The difficulty of comparison will remain
Keeping up with the mortgage market could easily be a full time job. In fact, for many people it is a full time job, which is why there are so many financial advisers in the world! There are hundreds and hundreds of lenders in the market, all constantly promoting their product lines. Customers looking to borrow money are faced with an often bewildering choice of thousands of products, each with a whole set of different features that make comparison extremely difficult.

Picking the right product from the amongst the many current special offers is not an easy thing to do, and much of the 'advice' is not impartial. There are some excellent mortgage comparison sites out there, that will allow you to enter your product requirements and return a tailored list of ranked products. However, these systems are not without their flaws.

Buying a mortgage is a long term purchase. But in the current climate it is pretty rare to see a mortgage through to the end of the term. This fact makes most of the methods of comparison relatively inaccurate. Most websites will rank the products according to the initial interest rate, which can lead to some products ranking highly that have high redemption charges for five years, high fees, or a high SVR. Others use APR, a measure that is used to calculate the average rate of interest including all fees over the full life of the loan. The total interest bill is another method by which products can sometimes be ranked, but again, this is over the full term. Finally, it is also normally possible to rank the products by the application fees, redemption penalties or other key features.

What we have not yet seen is a system that allows the punter to compare a range of products over the expected life of the mortgage, something which it is nigh on impossible for the average punter to be able to work out.

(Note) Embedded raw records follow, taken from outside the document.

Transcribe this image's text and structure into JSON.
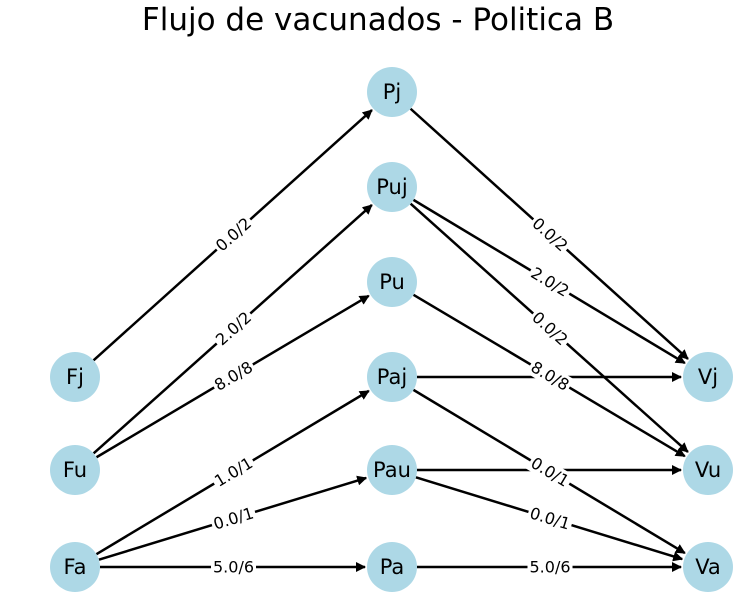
{
  "title": "Flujo de vacunados - Politica B",
  "node_color": "#add8e6",
  "edge_color": "#000000",
  "nodes": [
    {
      "id": "Fj",
      "label": "Fj"
    },
    {
      "id": "Fu",
      "label": "Fu"
    },
    {
      "id": "Fa",
      "label": "Fa"
    },
    {
      "id": "Pj",
      "label": "Pj"
    },
    {
      "id": "Puj",
      "label": "Puj"
    },
    {
      "id": "Pu",
      "label": "Pu"
    },
    {
      "id": "Paj",
      "label": "Paj"
    },
    {
      "id": "Pau",
      "label": "Pau"
    },
    {
      "id": "Pa",
      "label": "Pa"
    },
    {
      "id": "Vj",
      "label": "Vj"
    },
    {
      "id": "Vu",
      "label": "Vu"
    },
    {
      "id": "Va",
      "label": "Va"
    }
  ],
  "edges": [
    {
      "from": "Fj",
      "to": "Pj",
      "label": "0.0/2"
    },
    {
      "from": "Fu",
      "to": "Puj",
      "label": "2.0/2"
    },
    {
      "from": "Fu",
      "to": "Pu",
      "label": "8.0/8"
    },
    {
      "from": "Fa",
      "to": "Paj",
      "label": "1.0/1"
    },
    {
      "from": "Fa",
      "to": "Pau",
      "label": "0.0/1"
    },
    {
      "from": "Fa",
      "to": "Pa",
      "label": "5.0/6"
    },
    {
      "from": "Pj",
      "to": "Vj",
      "label": "0.0/2"
    },
    {
      "from": "Puj",
      "to": "Vj",
      "label": "2.0/2"
    },
    {
      "from": "Puj",
      "to": "Vu",
      "label": "0.0/2"
    },
    {
      "from": "Pu",
      "to": "Vu",
      "label": "8.0/8"
    },
    {
      "from": "Paj",
      "to": "Vj",
      "label": ""
    },
    {
      "from": "Paj",
      "to": "Va",
      "label": "0.0/1"
    },
    {
      "from": "Pau",
      "to": "Vu",
      "label": ""
    },
    {
      "from": "Pau",
      "to": "Va",
      "label": "0.0/1"
    },
    {
      "from": "Pa",
      "to": "Va",
      "label": "5.0/6"
    }
  ]
}
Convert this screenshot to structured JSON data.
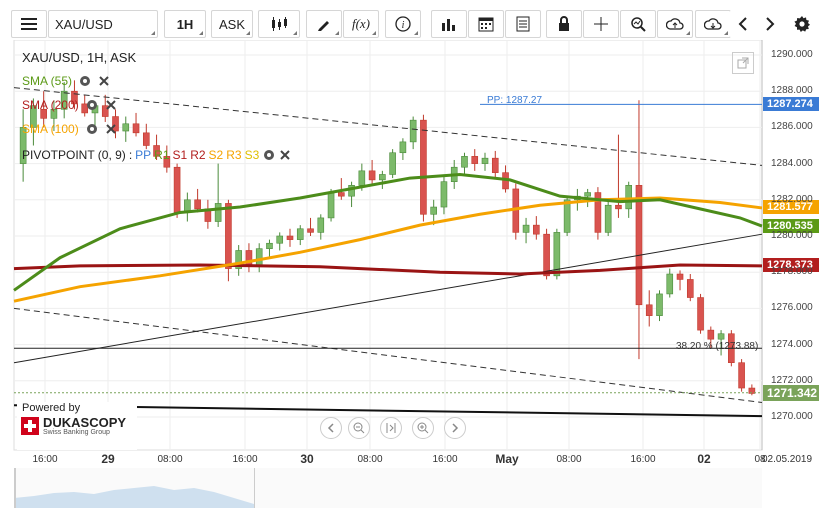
{
  "toolbar": {
    "instrument": "XAU/USD",
    "timeframe": "1H",
    "side": "ASK",
    "fx_label": "f(x)"
  },
  "chart": {
    "title": "XAU/USD, 1H, ASK",
    "legend": [
      {
        "label": "SMA (55)",
        "color": "#5b9a16"
      },
      {
        "label": "SMA (200)",
        "color": "#b21e1e"
      },
      {
        "label": "SMA (100)",
        "color": "#f5a300"
      }
    ],
    "pivot": {
      "prefix": "PIVOTPOINT (0, 9)",
      "levels": [
        {
          "label": "PP",
          "color": "#3a7bd5"
        },
        {
          "label": "R1",
          "color": "#5b9a16"
        },
        {
          "label": "S1",
          "color": "#b21e1e"
        },
        {
          "label": "R2",
          "color": "#b21e1e"
        },
        {
          "label": "S2",
          "color": "#f5a300"
        },
        {
          "label": "R3",
          "color": "#f5a300"
        },
        {
          "label": "S3",
          "color": "#e0c000"
        }
      ]
    },
    "pp_label": "PP: 1287.27",
    "fib_label": "38.20 % (1273.88)",
    "price_boxes": [
      {
        "value": "1287.274",
        "color": "#3a7bd5",
        "price": 1287.274
      },
      {
        "value": "1281.577",
        "color": "#f5a300",
        "price": 1281.577
      },
      {
        "value": "1280.535",
        "color": "#5b9a16",
        "price": 1280.535
      },
      {
        "value": "1278.373",
        "color": "#b21e1e",
        "price": 1278.373
      },
      {
        "value": "1271.342",
        "color": "#7aa35a",
        "price": 1271.342
      }
    ],
    "y_ticks": [
      "1290.000",
      "1288.000",
      "1286.000",
      "1284.000",
      "1282.000",
      "1280.000",
      "1278.000",
      "1276.000",
      "1274.000",
      "1272.000",
      "1270.000"
    ],
    "x_ticks": [
      {
        "label": "16:00",
        "bold": false
      },
      {
        "label": "29",
        "bold": true
      },
      {
        "label": "08:00",
        "bold": false
      },
      {
        "label": "16:00",
        "bold": false
      },
      {
        "label": "30",
        "bold": true
      },
      {
        "label": "08:00",
        "bold": false
      },
      {
        "label": "16:00",
        "bold": false
      },
      {
        "label": "May",
        "bold": true
      },
      {
        "label": "08:00",
        "bold": false
      },
      {
        "label": "16:00",
        "bold": false
      },
      {
        "label": "02",
        "bold": true
      },
      {
        "label": "08",
        "bold": false
      }
    ],
    "date_label": "02.05.2019",
    "powered_by": "Powered by",
    "brand": "DUKASCOPY",
    "brand_sub": "Swiss Banking Group"
  }
}
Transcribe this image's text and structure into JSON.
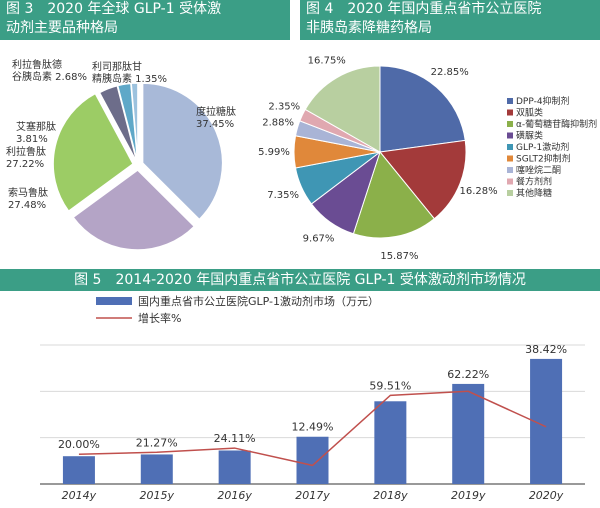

Although our mortgage scheme comparison calculator allows you to do this manually for two products, which is a great step in the right direction, until a comparison scheme allows you to automatically do this across a large number of products, the existence of a single rate is not going to make the selection of the best mortgage any easier.

Conclusions
In many respects, it is not in the interest of the mortgage market as a whole to have homogenous easily comparable products. This would make it obvious which lender was offering the best deal and as a result, everyone would choose their product. Whilst from a competition point of view this is ideal, since only the most efficient lenders able to offer the cheapest products would survive, it is clearly a scenario that must frighten the living daylights out of the smaller lenders who do not have the financial might of some of the big boys.

Added to this is the fact that people's needs are extremely different. Not everyone wants to be paying the same rate of interest for the full life of a product. Many first time buyers rely on the fact that their rate will be discounted for the first few years, meaning lower repayments at a time when their finances are likely to be a little more stretched than normal.

So while some of the major players streamline their product ranges and get rid of the discounted up front rates, we would not be surprised if quite a few lenders fail to follow suit. There will probably be a whole host of product variations in the mortgage market for a long time to come, making sure that the job of choosing the right mortgage remains a tricky one that for many, will best be left to a professional adviser.